Monographs and periodicals form the bulk of the collection. Publications of learned societies and of government agencies are acquired. Working papers of university departments and other organization are important. Theses and dissertations are now often available electronically through subscription databases such as Proquest, and therefore will no longer be routinely purchased, but exceptions will be made if it is deemed to be a worthy permanent addition to the collection. Microforms are acquired when the material is not conveniently available in any other form; reprints in book form are preferred.


Collection Priorities


The purpose of the Linguistics fund is to collect materials to support the research of the Linguistics Dept. This fund is relatively modest, and therefore it cannot generally purchase materials related to language specific research that is more appropriately handled by another fund, e.g. English linguistic studies, Slavic, Classical languages, French, Spanish, or East Asian linguistic materials.
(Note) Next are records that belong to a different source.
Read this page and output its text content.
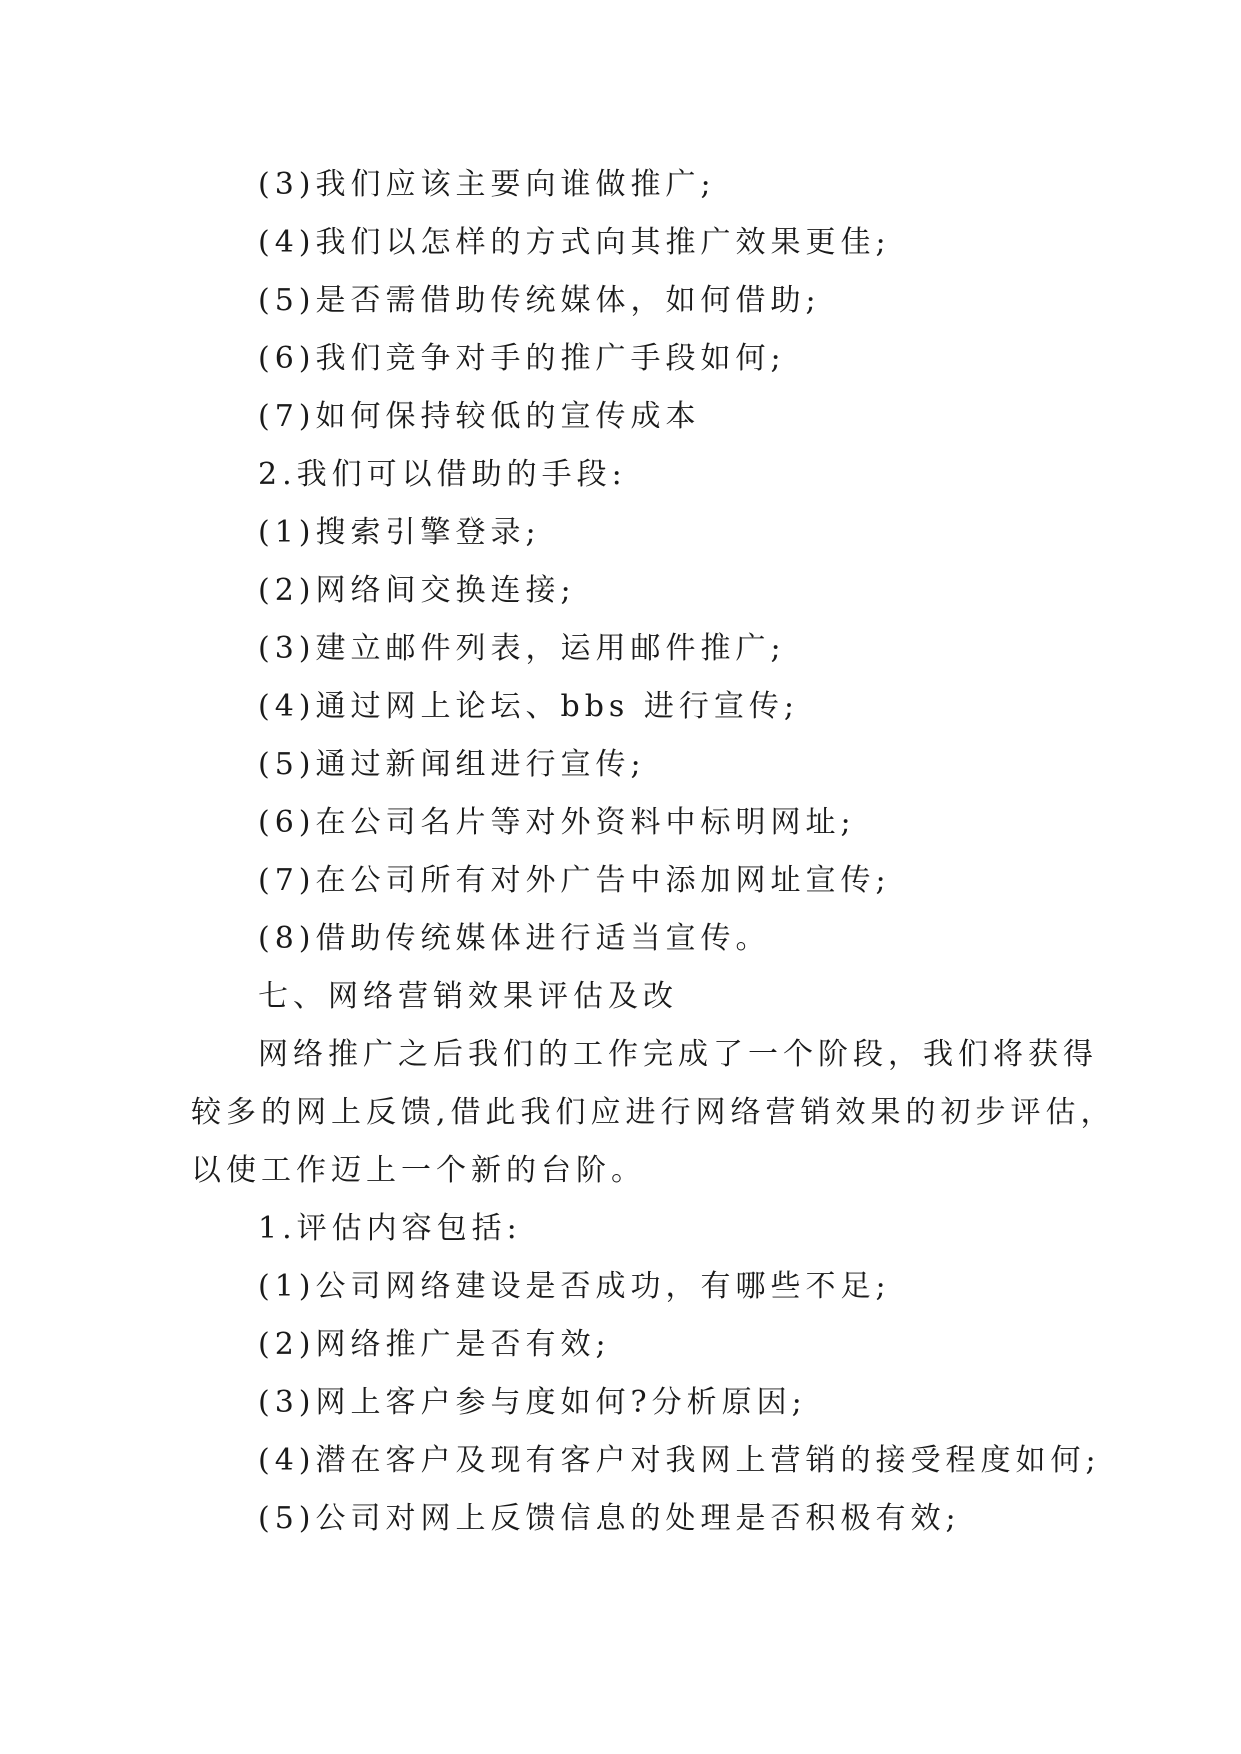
(3)我们应该主要向谁做推广;
(4)我们以怎样的方式向其推广效果更佳;
(5)是否需借助传统媒体，如何借助;
(6)我们竞争对手的推广手段如何;
(7)如何保持较低的宣传成本
2.我们可以借助的手段:
(1)搜索引擎登录;
(2)网络间交换连接;
(3)建立邮件列表，运用邮件推广;
(4)通过网上论坛、bbs 进行宣传;
(5)通过新闻组进行宣传;
(6)在公司名片等对外资料中标明网址;
(7)在公司所有对外广告中添加网址宣传;
(8)借助传统媒体进行适当宣传。
七、网络营销效果评估及改
网络推广之后我们的工作完成了一个阶段，我们将获得
较多的网上反馈,借此我们应进行网络营销效果的初步评估，
以使工作迈上一个新的台阶。
1.评估内容包括:
(1)公司网络建设是否成功，有哪些不足;
(2)网络推广是否有效;
(3)网上客户参与度如何?分析原因;
(4)潜在客户及现有客户对我网上营销的接受程度如何;
(5)公司对网上反馈信息的处理是否积极有效;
Areas in which we are at present strong need to be maintained, and areas in which we are at present weaker need to be strengthened. We continue to collect actively in philosophy of language, phonetics, phonology, syntax, semantics, historical and comparative linguistics, language learning and teaching, sociolinguistics, psycholinguistics. However, due to trends in the Linguists Dept., some more traditional areas, e.g. historical linguists are being give somewhat less priority than the more current topics, e.g. psycholinguistics or discourse analysis.



Selection Process


A certain amount of material comes through the North American and British Approval order (at the time of writing this includes some English language materials actually published in the Netherlands). There are no other approval orders embracing linguistics. Most  non-periodical materials purchased on the Linguistics fund are collected on a title  by title basis. The bibliographer also strongly encourages specific purchase recommendations from faculty and students.